Friday, September 7, 2012

The recent UU World article examining "Obama's Childhood Unitarian Universalism", says:

Despite his childhood exposure to Unitarian Universalism, Barack Obama found his religious home elsewhere - just as too many of our young people do.

9 out of 10 Unitarian Universalist youth will leave UUism as adults.  I'm not sure how many of them eventually come back, but overwhelmingly we are a denomination made up of transplants from other faiths, as Seattleite from Syracuse recently described.  I, too, in many ways am a transplant, although I transplanted myself while still in my teens so sometimes I get counted in the demographic of "life-long UU" depending on where folks are drawing the line.

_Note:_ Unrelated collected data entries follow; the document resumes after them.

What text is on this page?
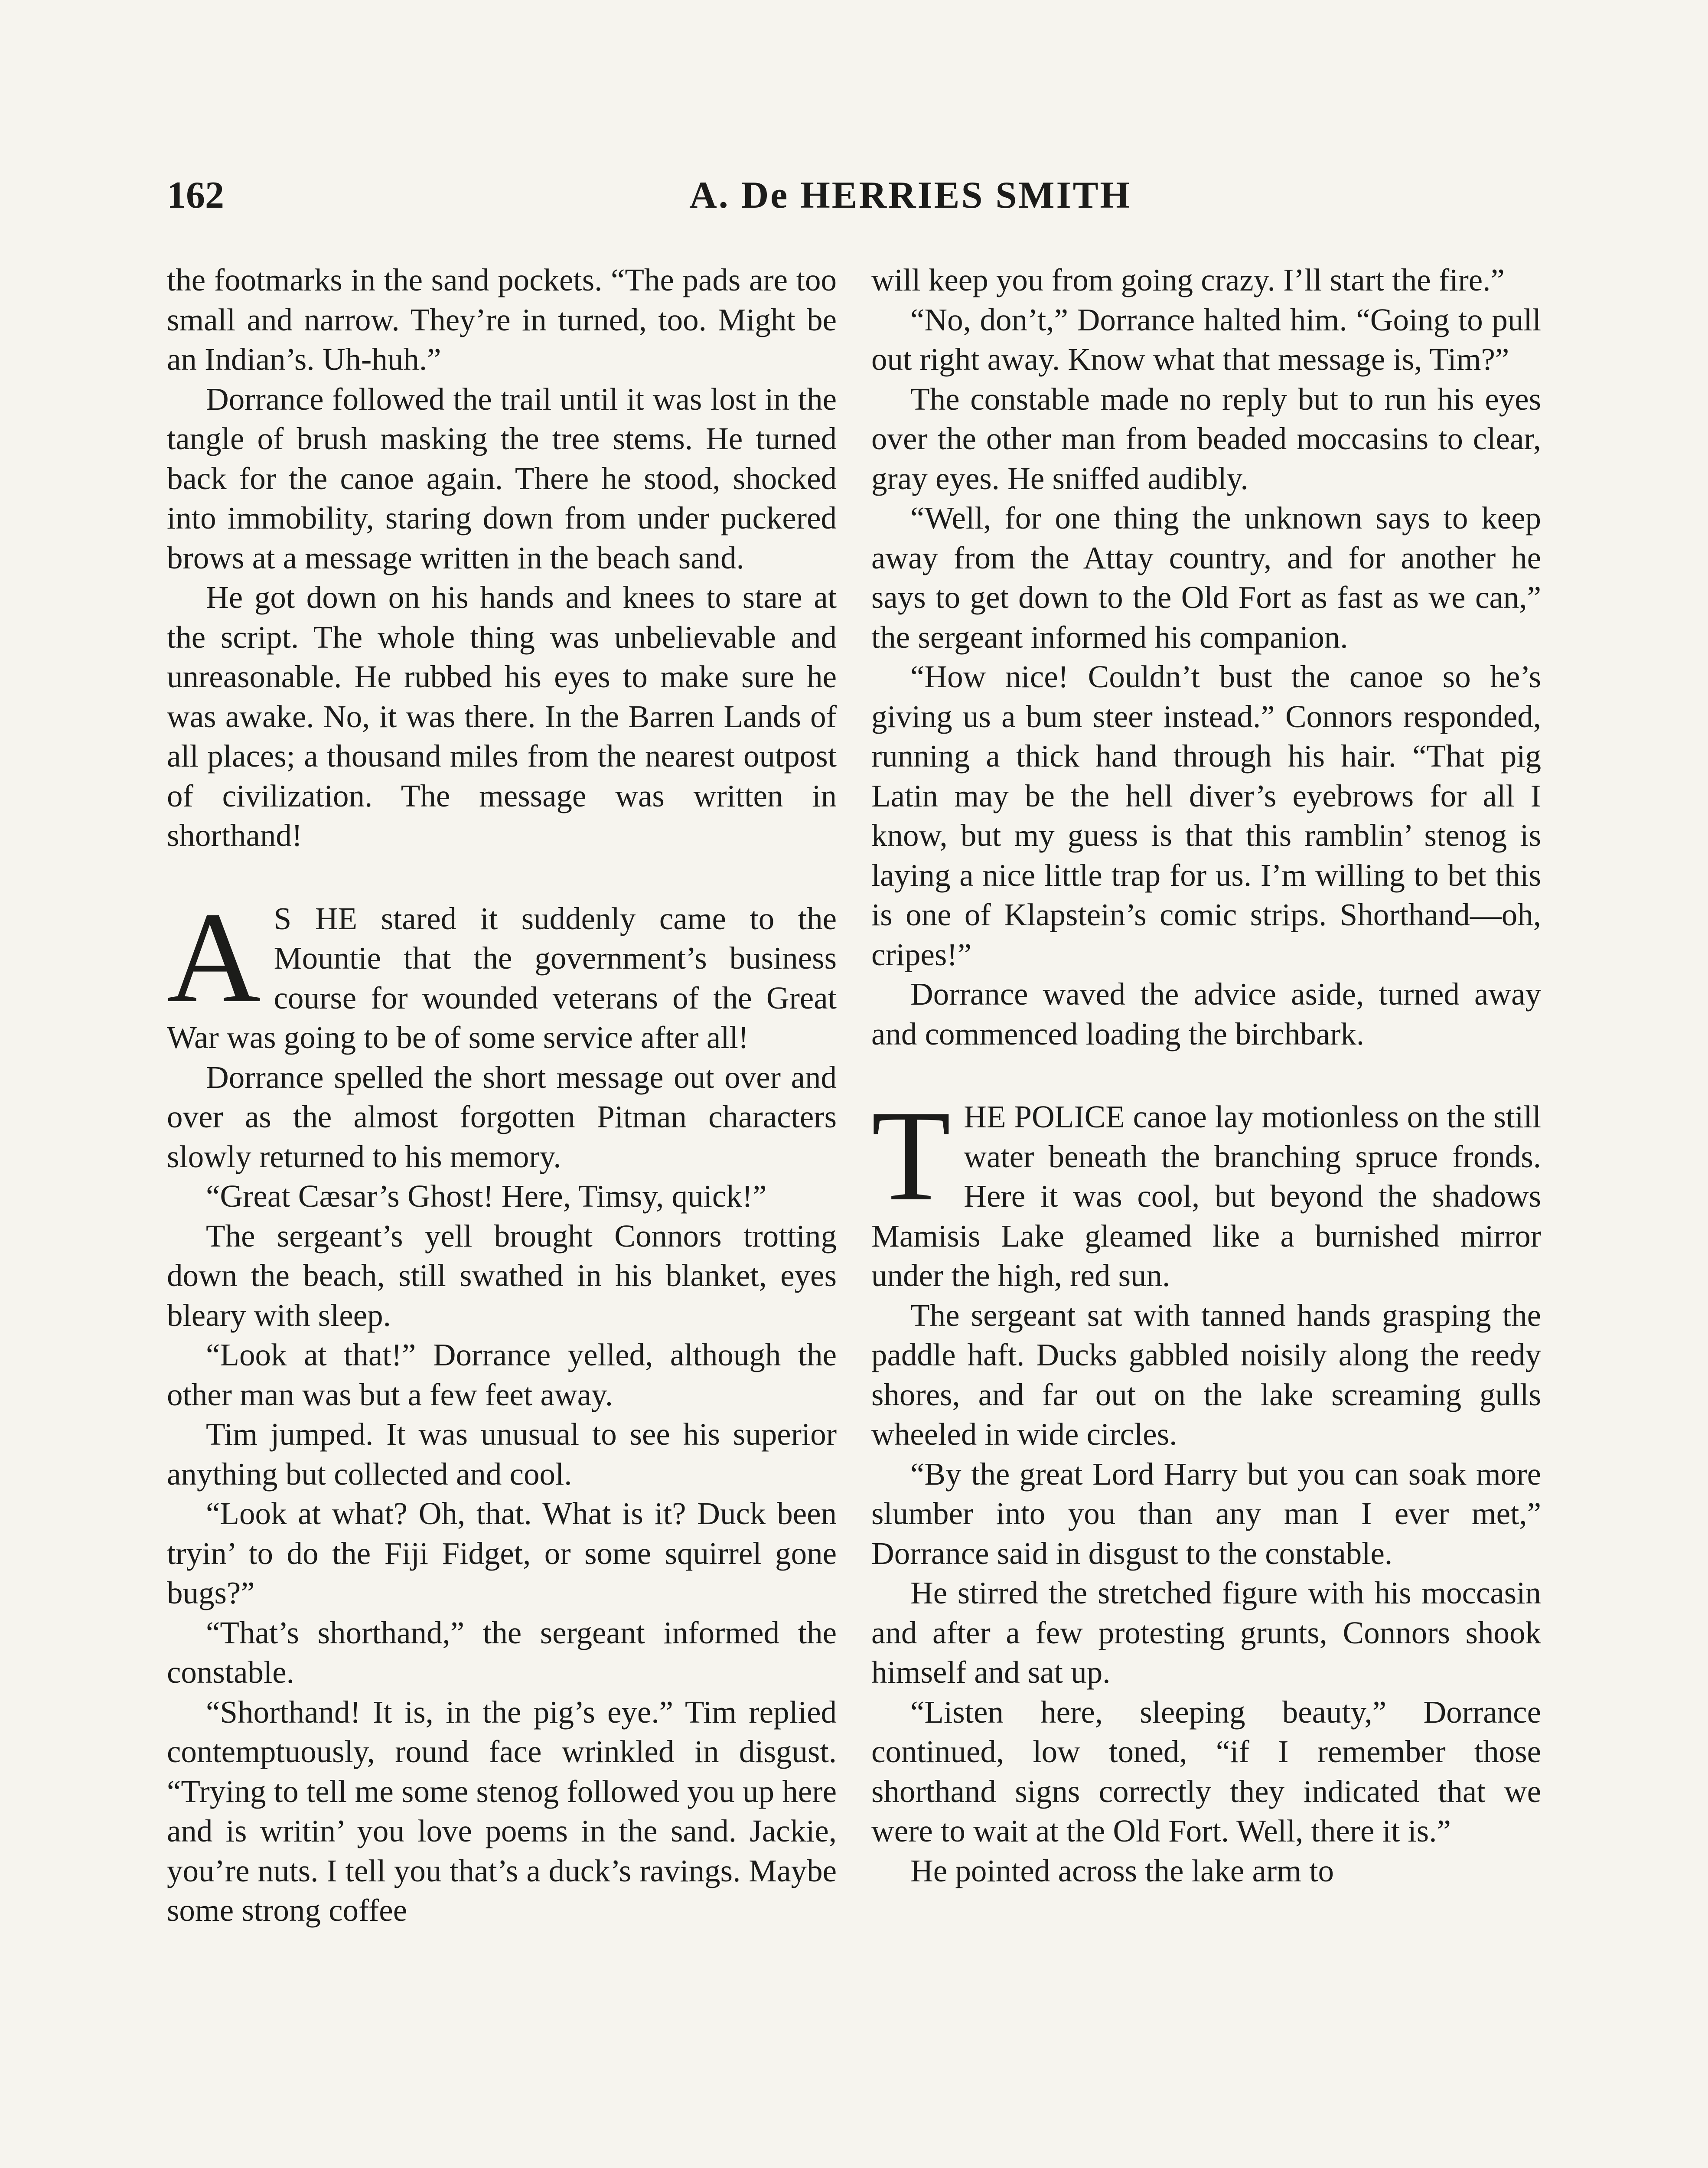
162	A. De HERRIES SMITH

the footmarks in the sand pockets. “The pads are too small and narrow. They’re in turned, too. Might be an Indian’s. Uh-huh.”

Dorrance followed the trail until it was lost in the tangle of brush masking the tree stems. He turned back for the canoe again. There he stood, shocked into immobility, staring down from under puckered brows at a message written in the beach sand.

He got down on his hands and knees to stare at the script. The whole thing was unbelievable and unreasonable. He rubbed his eyes to make sure he was awake. No, it was there. In the Barren Lands of all places; a thousand miles from the nearest outpost of civilization. The message was written in shorthand!

A S HE stared it suddenly came to the Mountie that the government’s business course for wounded veterans of the Great War was going to be of some service after all!

Dorrance spelled the short message out over and over as the almost forgotten Pitman characters slowly returned to his memory.

“Great Cæsar’s Ghost! Here, Timsy, quick!”

The sergeant’s yell brought Connors trotting down the beach, still swathed in his blanket, eyes bleary with sleep.

“Look at that!” Dorrance yelled, although the other man was but a few feet away.

Tim jumped. It was unusual to see his superior anything but collected and cool.

“Look at what? Oh, that. What is it? Duck been tryin’ to do the Fiji Fidget, or some squirrel gone bugs?”

“That’s shorthand,” the sergeant informed the constable.

“Shorthand! It is, in the pig’s eye.” Tim replied contemptuously, round face wrinkled in disgust. “Trying to tell me some stenog followed you up here and is writin’ you love poems in the sand. Jackie, you’re nuts. I tell you that’s a duck’s ravings. Maybe some strong coffee

will keep you from going crazy. I’ll start the fire.”

“No, don’t,” Dorrance halted him. “Going to pull out right away. Know what that message is, Tim?”

The constable made no reply but to run his eyes over the other man from beaded moccasins to clear, gray eyes. He sniffed audibly.

“Well, for one thing the unknown says to keep away from the Attay country, and for another he says to get down to the Old Fort as fast as we can,” the sergeant informed his companion.

“How nice! Couldn’t bust the canoe so he’s giving us a bum steer instead.” Connors responded, running a thick hand through his hair. “That pig Latin may be the hell diver’s eyebrows for all I know, but my guess is that this ramblin’ stenog is laying a nice little trap for us. I’m willing to bet this is one of Klapstein’s comic strips. Shorthand—oh, cripes!”

Dorrance waved the advice aside, turned away and commenced loading the birchbark.

THE POLICE canoe lay motionless on the still water beneath the branching spruce fronds. Here it was cool, but beyond the shadows Mamisis Lake gleamed like a burnished mirror under the high, red sun.

The sergeant sat with tanned hands grasping the paddle haft. Ducks gabbled noisily along the reedy shores, and far out on the lake screaming gulls wheeled in wide circles.

“By the great Lord Harry but you can soak more slumber into you than any man I ever met,” Dorrance said in disgust to the constable.

He stirred the stretched figure with his moccasin and after a few protesting grunts, Connors shook himself and sat up.

“Listen here, sleeping beauty,” Dorrance continued, low toned, “if I remember those shorthand signs correctly they indicated that we were to wait at the Old Fort. Well, there it is.”

He pointed across the lake arm to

My family roots are in Presbyterianism, and I have attended my grandparents' church whenever we go back to visit.  But my parents both drifted from their family's religion and became part of the "Nones" - for "what is your religious affiliation?" "None."  I grew up with no church, plenty of skepticism and cynicism about organized religion, a very large dose of New Age dabbling, and an unhealthy vein of fear and paranoia about being persecuted for our religion or lack-there-of.

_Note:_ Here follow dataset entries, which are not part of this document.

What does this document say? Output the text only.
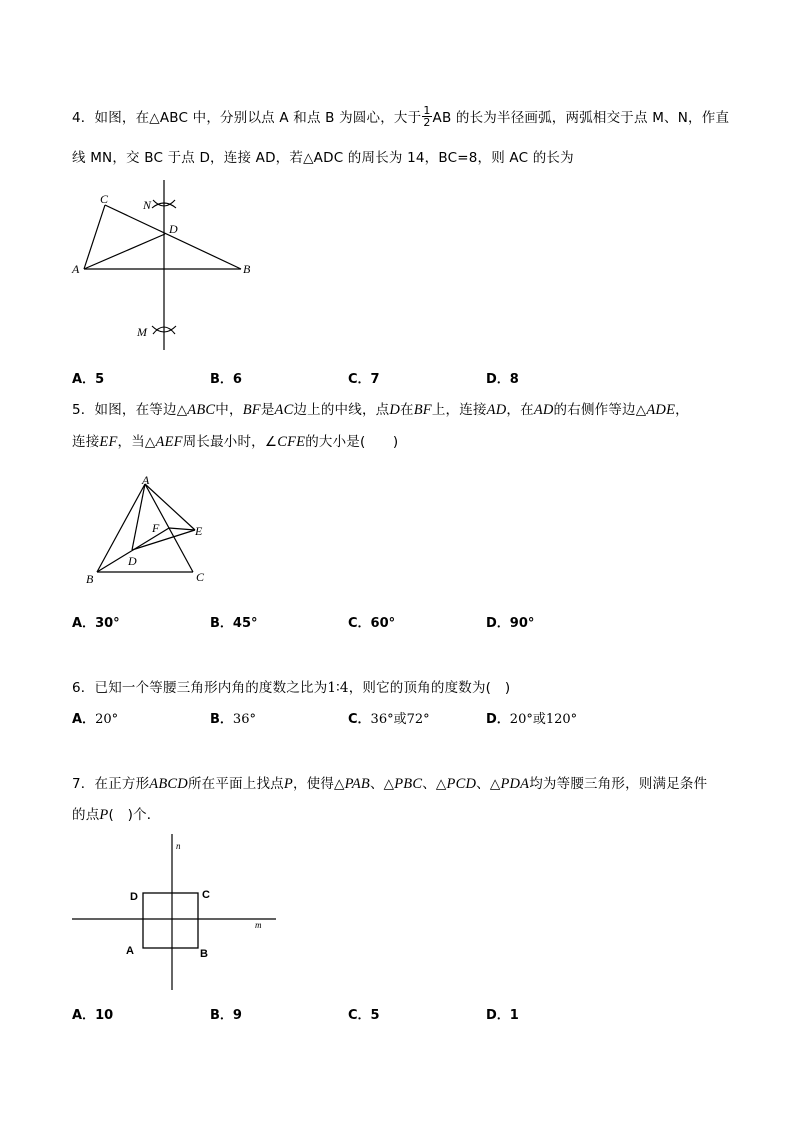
4．如图，在△ABC 中，分别以点 A 和点 B 为圆心，大于 $\frac{1}{2}$ AB 的长为半径画弧，两弧相交于点 M、N，作直
线 MN，交 BC 于点 D，连接 AD，若△ADC 的周长为 14，BC=8，则 AC 的长为
C	N
D
A	B
M
A．5	B．6	C．7	D．8
5．如图，在等边△ABC中，BF是AC边上的中线，点D在BF上，连接AD，在AD的右侧作等边△ADE，
连接EF，当△AEF周长最小时，∠CFE的大小是(　　)
A
F	E
D
B	C
A．30°	B．45°	C．60°	D．90°
6．已知一个等腰三角形内角的度数之比为1∶4，则它的顶角的度数为(　)
A．20°	B．36°	C．36°或72°	D．20°或120°
7．在正方形ABCD所在平面上找点P，使得△PAB、△PBC、△PCD、△PDA均为等腰三角形，则满足条件
的点P(　)个．
n
m
D	C
A	B
A．10	B．9	C．5	D．1
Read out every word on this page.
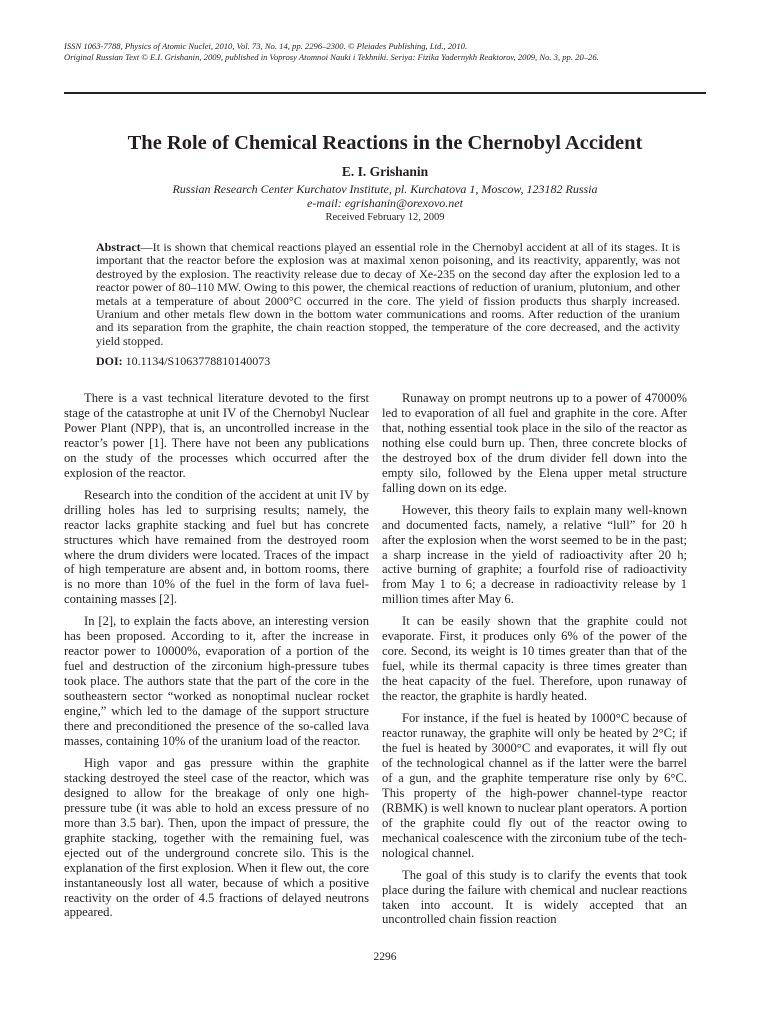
ISSN 1063-7788, Physics of Atomic Nuclei, 2010, Vol. 73, No. 14, pp. 2296–2300. © Pleiades Publishing, Ltd., 2010.
Original Russian Text © E.I. Grishanin, 2009, published in Voprosy Atomnoi Nauki i Tekhniki. Seriya: Fizika Yadernykh Reaktorov, 2009, No. 3, pp. 20–26.
The Role of Chemical Reactions in the Chernobyl Accident
E. I. Grishanin
Russian Research Center Kurchatov Institute, pl. Kurchatova 1, Moscow, 123182 Russia
e-mail: egrishanin@orexovo.net
Received February 12, 2009
Abstract—It is shown that chemical reactions played an essential role in the Chernobyl accident at all of its stages. It is important that the reactor before the explosion was at maximal xenon poisoning, and its reactivity, apparently, was not destroyed by the explosion. The reactivity release due to decay of Xe-235 on the second day after the explosion led to a reactor power of 80–110 MW. Owing to this power, the chemical reactions of reduction of uranium, plutonium, and other metals at a temperature of about 2000°C occurred in the core. The yield of fission products thus sharply increased. Uranium and other metals flew down in the bottom water communications and rooms. After reduction of the uranium and its separation from the graphite, the chain reaction stopped, the temperature of the core decreased, and the activity yield stopped.
DOI: 10.1134/S1063778810140073

There is a vast technical literature devoted to the first stage of the catastrophe at unit IV of the Chernobyl Nuclear Power Plant (NPP), that is, an uncontrolled increase in the reactor’s power [1]. There have not been any publications on the study of the processes which occurred after the explosion of the reactor.

Research into the condition of the accident at unit IV by drilling holes has led to surprising results; namely, the reactor lacks graphite stacking and fuel but has concrete structures which have remained from the destroyed room where the drum dividers were located. Traces of the impact of high temperature are absent and, in bottom rooms, there is no more than 10% of the fuel in the form of lava fuel-containing masses [2].

In [2], to explain the facts above, an interesting version has been proposed. According to it, after the increase in reactor power to 10000%, evaporation of a portion of the fuel and destruction of the zirconium high-pressure tubes took place. The authors state that the part of the core in the southeastern sector “worked as nonoptimal nuclear rocket engine,” which led to the damage of the support structure there and preconditioned the presence of the so-called lava masses, containing 10% of the uranium load of the reactor.

High vapor and gas pressure within the graphite stacking destroyed the steel case of the reactor, which was designed to allow for the breakage of only one high-pressure tube (it was able to hold an excess pressure of no more than 3.5 bar). Then, upon the impact of pressure, the graphite stacking, together with the remaining fuel, was ejected out of the underground concrete silo. This is the explanation of the first explosion. When it flew out, the core instantaneously lost all water, because of which a positive reactivity on the order of 4.5 fractions of delayed neutrons appeared.

Runaway on prompt neutrons up to a power of 47000% led to evaporation of all fuel and graphite in the core. After that, nothing essential took place in the silo of the reactor as nothing else could burn up. Then, three concrete blocks of the destroyed box of the drum divider fell down into the empty silo, followed by the Elena upper metal structure falling down on its edge.

However, this theory fails to explain many well-known and documented facts, namely, a relative “lull” for 20 h after the explosion when the worst seemed to be in the past; a sharp increase in the yield of radioactivity after 20 h; active burning of graphite; a fourfold rise of radioactivity from May 1 to 6; a decrease in radioactivity release by 1 million times after May 6.

It can be easily shown that the graphite could not evaporate. First, it produces only 6% of the power of the core. Second, its weight is 10 times greater than that of the fuel, while its thermal capacity is three times greater than the heat capacity of the fuel. Therefore, upon runaway of the reactor, the graphite is hardly heated.

For instance, if the fuel is heated by 1000°C because of reactor runaway, the graphite will only be heated by 2°C; if the fuel is heated by 3000°C and evaporates, it will fly out of the technological channel as if the latter were the barrel of a gun, and the graphite temperature rise only by 6°C. This property of the high-power channel-type reactor (RBMK) is well known to nuclear plant operators. A portion of the graphite could fly out of the reactor owing to mechanical coalescence with the zirconium tube of the technological channel.

The goal of this study is to clarify the events that took place during the failure with chemical and nuclear reactions taken into account. It is widely accepted that an uncontrolled chain fission reaction

2296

I found my own faith home when I first walked into a UU church, but I had a long road to travel before that home noticed me back.  A decade of attendance in UU churches, in fact, always feeling like an outsider, being asked if I was a Visitor even in a church I'd attended for more than 3 years, and existing on the periphery or church life.

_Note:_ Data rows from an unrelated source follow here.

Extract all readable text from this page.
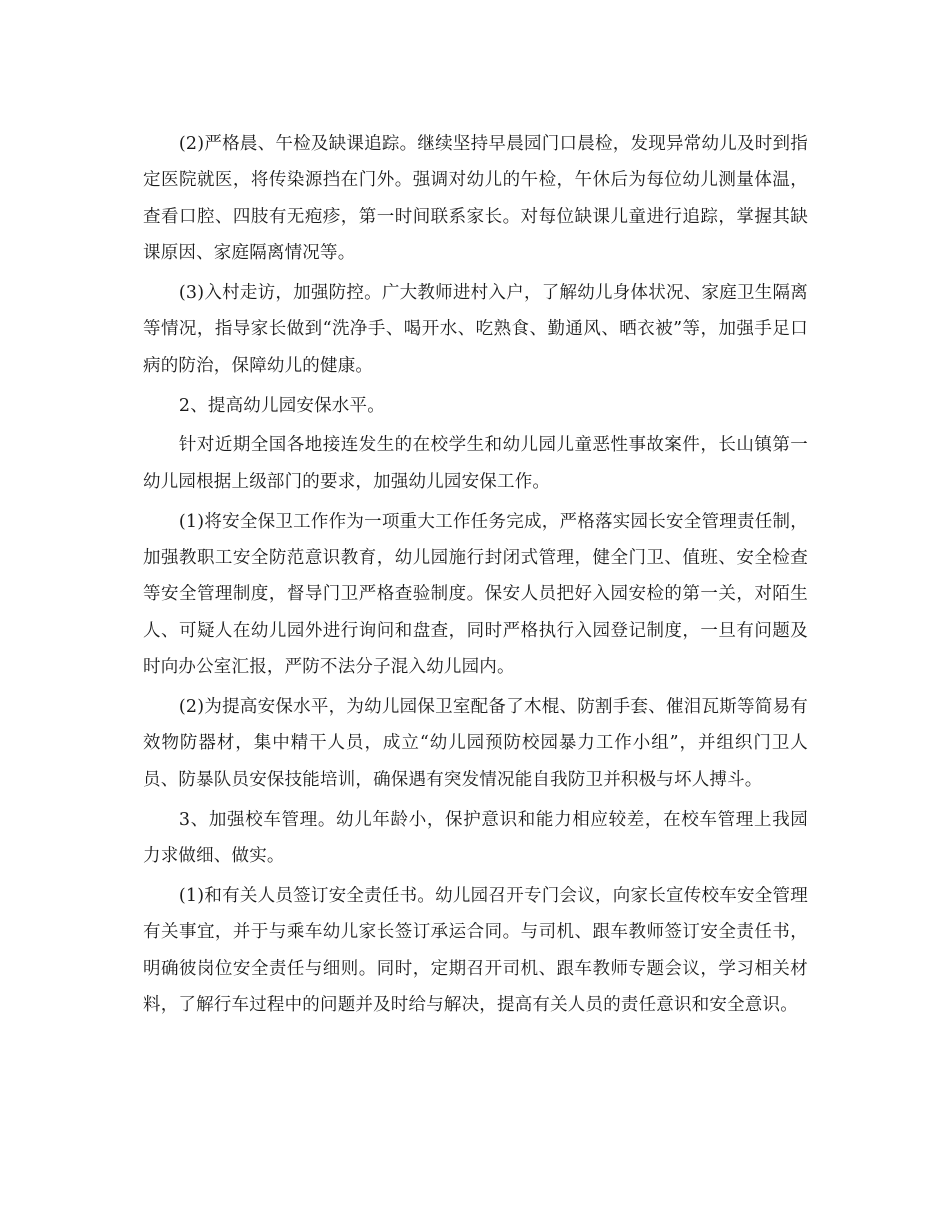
(2)严格晨、午检及缺课追踪。继续坚持早晨园门口晨检，发现异常幼儿及时到指定医院就医，将传染源挡在门外。强调对幼儿的午检，午休后为每位幼儿测量体温，查看口腔、四肢有无疱疹，第一时间联系家长。对每位缺课儿童进行追踪，掌握其缺课原因、家庭隔离情况等。

(3)入村走访，加强防控。广大教师进村入户，了解幼儿身体状况、家庭卫生隔离等情况，指导家长做到“洗净手、喝开水、吃熟食、勤通风、晒衣被”等，加强手足口病的防治，保障幼儿的健康。

2、提高幼儿园安保水平。

针对近期全国各地接连发生的在校学生和幼儿园儿童恶性事故案件，长山镇第一幼儿园根据上级部门的要求，加强幼儿园安保工作。

(1)将安全保卫工作作为一项重大工作任务完成，严格落实园长安全管理责任制，加强教职工安全防范意识教育，幼儿园施行封闭式管理，健全门卫、值班、安全检查等安全管理制度，督导门卫严格查验制度。保安人员把好入园安检的第一关，对陌生人、可疑人在幼儿园外进行询问和盘查，同时严格执行入园登记制度，一旦有问题及时向办公室汇报，严防不法分子混入幼儿园内。

(2)为提高安保水平，为幼儿园保卫室配备了木棍、防割手套、催泪瓦斯等简易有效物防器材，集中精干人员，成立“幼儿园预防校园暴力工作小组”，并组织门卫人员、防暴队员安保技能培训，确保遇有突发情况能自我防卫并积极与坏人搏斗。

3、加强校车管理。幼儿年龄小，保护意识和能力相应较差，在校车管理上我园力求做细、做实。

(1)和有关人员签订安全责任书。幼儿园召开专门会议，向家长宣传校车安全管理有关事宜，并于与乘车幼儿家长签订承运合同。与司机、跟车教师签订安全责任书，明确彼岗位安全责任与细则。同时，定期召开司机、跟车教师专题会议，学习相关材料，了解行车过程中的问题并及时给与解决，提高有关人员的责任意识和安全意识。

In her article, Thandeka speaks of the age-fracture in our congregations.  We do a poor job of bringing people of different ages together, of creating multi-generational community.  And there is a chasm that our young adults fall into.  We have a warm and vibrant community going on for youth - CONS are a big part of that - and I think we've got a pretty good thing going for older adults.  But most mid or small sized congregations don't have much of anything for young adults.  A youth who has experienced a vibrant youth group community and then is just dumped into the big pool of adults is going to feel lost and alone.

Young Adult groups are part of the solution, I think.  More of an effort to invite young adults in and take them seriously - so they don't feel invisible for a decade like I did - would also help.  And changing the way our RE programs prepare children and youth for a future adult religious life would also help.

I, personally, think UUism is pretty darn awesome, and that it has a lot to offer as a life-long path.  It's worth the effort, I think.

Monday, September 3, 2012

In Kansas-Land


I'm off in Kansas, without the kids or my husband.  This is where my family comes from, and my grandparents are here in a nursing home.  (The photo above is of a giant blow-up of the college mascot in the hall of the home).

My grandfather, above, and my mother and grandmother, below.

They are facing the end, however long that may take, and we are looking at hospice care for my grandfather.  This brings the whole family up against our mortality.  My great-grandmother died in that same nursing home, just 6 doors down from where my grandparents are now.  We walk past "her" old door as we go down to their room to visit them, and I keep imagining she's still in there, her amazing imperious ancient self.  My roots to this land are dying off and the ties are being severed as each bit is lost: great-grandparents, their old farms and homes, my grandparents' home that my mother grew up in and that they stayed in until this nursing home, and now the grandparents themselves.

At the same time, here I am without my children.  Most of my generation made this trip without our spouses, partners, or children, and there has been a noticeable regression in our behavior.  Here we are, being "the kids" again, and expecting our parents' generation to take care of us.  And they are facing the death of their parents and the question of how they want to face this aging process themselves.

Generation to generation, the bonds of love and care pass back and forth.  Someday that will be my mother who needs my care.  Someday it will be me.

Sunday, September 2, 2012



How is it that a plant we spend most of the year trying to get rid of then gives us such sweetness for a few months of the late summer?

A weed is just a highly successful plant that does not conform to our expectations.